Vespa broke it. ‘Mr Moon,’ she said. ‘Reverend,’ said Moon, with unusual vehemence. ‘Reverend,’ said Vespa. ‘You have the Taxus Brevifola?’ 
She gestured to the book on the desk. ‘Oh,’ said Moon, relatively airily. ‘Yes, yes, quite so, that is the Taxus Brevifola. Yes, quite so.’

Vespa looked at me. I looked at Vespa. Clearly we should lasso the book, truss Moon up like a bantam and hopscotch it back to the surface. 
I stepped forward. Moon, understanding my design, stepped back. ‘I’ll take the book, Moon,’ I said. He reacted with a thin, sickly smile. 

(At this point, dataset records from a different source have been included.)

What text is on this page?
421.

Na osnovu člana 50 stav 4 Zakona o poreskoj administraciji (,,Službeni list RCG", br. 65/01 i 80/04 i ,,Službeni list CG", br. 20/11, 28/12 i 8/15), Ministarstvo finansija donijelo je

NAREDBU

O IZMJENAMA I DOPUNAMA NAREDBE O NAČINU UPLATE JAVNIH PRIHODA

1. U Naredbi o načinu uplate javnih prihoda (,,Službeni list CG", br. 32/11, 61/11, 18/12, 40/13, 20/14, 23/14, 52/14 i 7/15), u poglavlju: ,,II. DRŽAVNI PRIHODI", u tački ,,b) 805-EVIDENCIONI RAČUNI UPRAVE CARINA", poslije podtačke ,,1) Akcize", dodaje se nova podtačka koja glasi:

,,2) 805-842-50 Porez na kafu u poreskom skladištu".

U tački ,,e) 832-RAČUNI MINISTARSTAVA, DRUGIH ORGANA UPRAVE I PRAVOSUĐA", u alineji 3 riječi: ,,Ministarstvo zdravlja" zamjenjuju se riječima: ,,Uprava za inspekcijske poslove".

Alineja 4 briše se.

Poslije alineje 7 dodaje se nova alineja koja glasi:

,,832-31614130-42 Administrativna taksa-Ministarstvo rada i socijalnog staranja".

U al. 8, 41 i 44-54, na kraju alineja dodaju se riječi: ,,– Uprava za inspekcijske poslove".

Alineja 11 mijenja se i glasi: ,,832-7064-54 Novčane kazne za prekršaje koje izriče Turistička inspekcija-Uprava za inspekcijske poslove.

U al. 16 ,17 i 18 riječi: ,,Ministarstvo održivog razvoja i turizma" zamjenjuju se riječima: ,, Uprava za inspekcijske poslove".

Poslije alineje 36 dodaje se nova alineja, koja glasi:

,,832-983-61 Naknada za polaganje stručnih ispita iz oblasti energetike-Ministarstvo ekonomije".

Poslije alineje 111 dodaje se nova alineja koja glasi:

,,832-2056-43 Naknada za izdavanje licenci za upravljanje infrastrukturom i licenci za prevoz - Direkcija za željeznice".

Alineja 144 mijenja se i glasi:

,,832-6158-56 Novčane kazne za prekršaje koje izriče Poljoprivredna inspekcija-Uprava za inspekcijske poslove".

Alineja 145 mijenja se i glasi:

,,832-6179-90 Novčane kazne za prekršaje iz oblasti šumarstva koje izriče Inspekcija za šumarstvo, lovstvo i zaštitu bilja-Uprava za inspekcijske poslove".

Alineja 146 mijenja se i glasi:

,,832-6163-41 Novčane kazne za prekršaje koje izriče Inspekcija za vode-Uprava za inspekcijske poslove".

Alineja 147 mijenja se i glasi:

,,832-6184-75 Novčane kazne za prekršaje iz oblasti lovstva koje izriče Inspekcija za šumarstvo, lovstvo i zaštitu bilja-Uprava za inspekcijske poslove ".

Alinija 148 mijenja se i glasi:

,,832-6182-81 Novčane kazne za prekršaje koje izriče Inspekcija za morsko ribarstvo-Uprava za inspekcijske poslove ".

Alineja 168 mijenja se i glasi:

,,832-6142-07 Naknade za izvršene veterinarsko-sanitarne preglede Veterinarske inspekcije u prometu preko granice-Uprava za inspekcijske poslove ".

‘Oh no, not quite so, no,’ he said, raising his hands in his gesture of greeting. I froze, expecting spell or apparition, golem or ghoul. 
But there was to be no magic this time, no curse or fright. The Reverend Francis Gibbous Moon merely clapped his hands, sharply, twice. 
At Moon’s clap, a door in the far wall flew open and into the room marched ten, fifteen, perhaps twenty identically clad young gentlemen. 
The young men all wore brown brogue shoes, cornmeal slacks, black shirts with white dog collars and close-fitting cable-knit cardigans. 
Each young man wore brown-tinted, squareish spectacles of the kind used by aviators and parted his short, firmly pomaded hair to the right. 
‘Ah yes, my boys, yes,’ said Moon. ‘Brother Leinigen, Sister Vespa. May I introduce the paramilitary wing of the reborn Church of England!’